Here comes the Crash of 2021

One of the most interesting legends of the 1929 crash concerns speculator Joseph Patrick or Joe Kennedy Sr., the super-wealthy father of President John F. Kennedy (D-Massachusetts) and US Senators Robert F. Kennedy (D-New York) and Ted Kennedy (D-Massachusetts). In 1929, Joe Kennedy stopped to have his shoes shined.

The shoeshine boy; probably an African American man, began sharing stock tips with Kennedy. To explain, the first half of the 20th Century racist Americans often referred to grown black men as boys. Shining shoes was a simple and sometimes lucrative profession that uneducated African American refugees from the Jim Crow Apartheid regime in the South could enter fast when they reached northern cities.

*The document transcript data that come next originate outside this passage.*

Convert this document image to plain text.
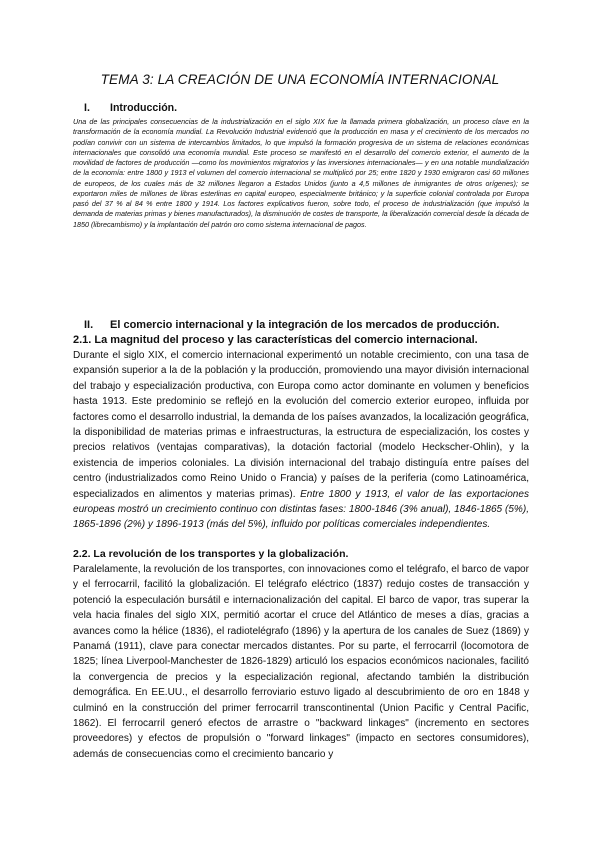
TEMA 3: LA CREACIÓN DE UNA ECONOMÍA INTERNACIONAL
I. Introducción.
Una de las principales consecuencias de la industrialización en el siglo XIX fue la llamada primera globalización, un proceso clave en la transformación de la economía mundial. La Revolución Industrial evidenció que la producción en masa y el crecimiento de los mercados no podían convivir con un sistema de intercambios limitados, lo que impulsó la formación progresiva de un sistema de relaciones económicas internacionales que consolidó una economía mundial. Este proceso se manifestó en el desarrollo del comercio exterior, el aumento de la movilidad de factores de producción —como los movimientos migratorios y las inversiones internacionales— y en una notable mundialización de la economía: entre 1800 y 1913 el volumen del comercio internacional se multiplicó por 25; entre 1820 y 1930 emigraron casi 60 millones de europeos, de los cuales más de 32 millones llegaron a Estados Unidos (junto a 4,5 millones de inmigrantes de otros orígenes); se exportaron miles de millones de libras esterlinas en capital europeo, especialmente británico; y la superficie colonial controlada por Europa pasó del 37 % al 84 % entre 1800 y 1914. Los factores explicativos fueron, sobre todo, el proceso de industrialización (que impulsó la demanda de materias primas y bienes manufacturados), la disminución de costes de transporte, la liberalización comercial desde la década de 1850 (librecambismo) y la implantación del patrón oro como sistema internacional de pagos.
II. El comercio internacional y la integración de los mercados de producción.
2.1. La magnitud del proceso y las características del comercio internacional.
Durante el siglo XIX, el comercio internacional experimentó un notable crecimiento, con una tasa de expansión superior a la de la población y la producción, promoviendo una mayor división internacional del trabajo y especialización productiva, con Europa como actor dominante en volumen y beneficios hasta 1913. Este predominio se reflejó en la evolución del comercio exterior europeo, influida por factores como el desarrollo industrial, la demanda de los países avanzados, la localización geográfica, la disponibilidad de materias primas e infraestructuras, la estructura de especialización, los costes y precios relativos (ventajas comparativas), la dotación factorial (modelo Heckscher-Ohlin), y la existencia de imperios coloniales. La división internacional del trabajo distinguía entre países del centro (industrializados como Reino Unido o Francia) y países de la periferia (como Latinoamérica, especializados en alimentos y materias primas). Entre 1800 y 1913, el valor de las exportaciones europeas mostró un crecimiento continuo con distintas fases: 1800-1846 (3% anual), 1846-1865 (5%), 1865-1896 (2%) y 1896-1913 (más del 5%), influido por políticas comerciales independientes.
2.2. La revolución de los transportes y la globalización.
Paralelamente, la revolución de los transportes, con innovaciones como el telégrafo, el barco de vapor y el ferrocarril, facilitó la globalización. El telégrafo eléctrico (1837) redujo costes de transacción y potenció la especulación bursátil e internacionalización del capital. El barco de vapor, tras superar la vela hacia finales del siglo XIX, permitió acortar el cruce del Atlántico de meses a días, gracias a avances como la hélice (1836), el radiotelégrafo (1896) y la apertura de los canales de Suez (1869) y Panamá (1911), clave para conectar mercados distantes. Por su parte, el ferrocarril (locomotora de 1825; línea Liverpool-Manchester de 1826-1829) articuló los espacios económicos nacionales, facilitó la convergencia de precios y la especialización regional, afectando también la distribución demográfica. En EE.UU., el desarrollo ferroviario estuvo ligado al descubrimiento de oro en 1848 y culminó en la construcción del primer ferrocarril transcontinental (Union Pacific y Central Pacific, 1862). El ferrocarril generó efectos de arrastre o "backward linkages" (incremento en sectores proveedores) y efectos de propulsión o "forward linkages" (impacto en sectores consumidores), además de consecuencias como el crecimiento bancario y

After the shoeshine, Kennedy allegedly sold all of his stock out of his fear of amateur stock traders. History proved Kennedy’s instincts were correct.

On 29 October 1929, the Dow Jones Industrial Average fell by 24.8% in the Great Crash. On Friday, October 25, 1929, the Dow Jones rose to 301.22 points. By 18 July 1932, the Dow fell to 41.22 a loss of 89.2% from its 1929 record high.

Only future history will show if this assessment is correct, but today’s bull market has some similarities to the bubble of the 1920s. I think we could be on the verge of an economic transformation as disruptive as the Great Depression of the 1930s.

I think the chaos a great stock market crash creates will lead to Basic income and a new economy. Investors, smart enough to see what is coming could become as successful as Joseph P. Kennedy Sr.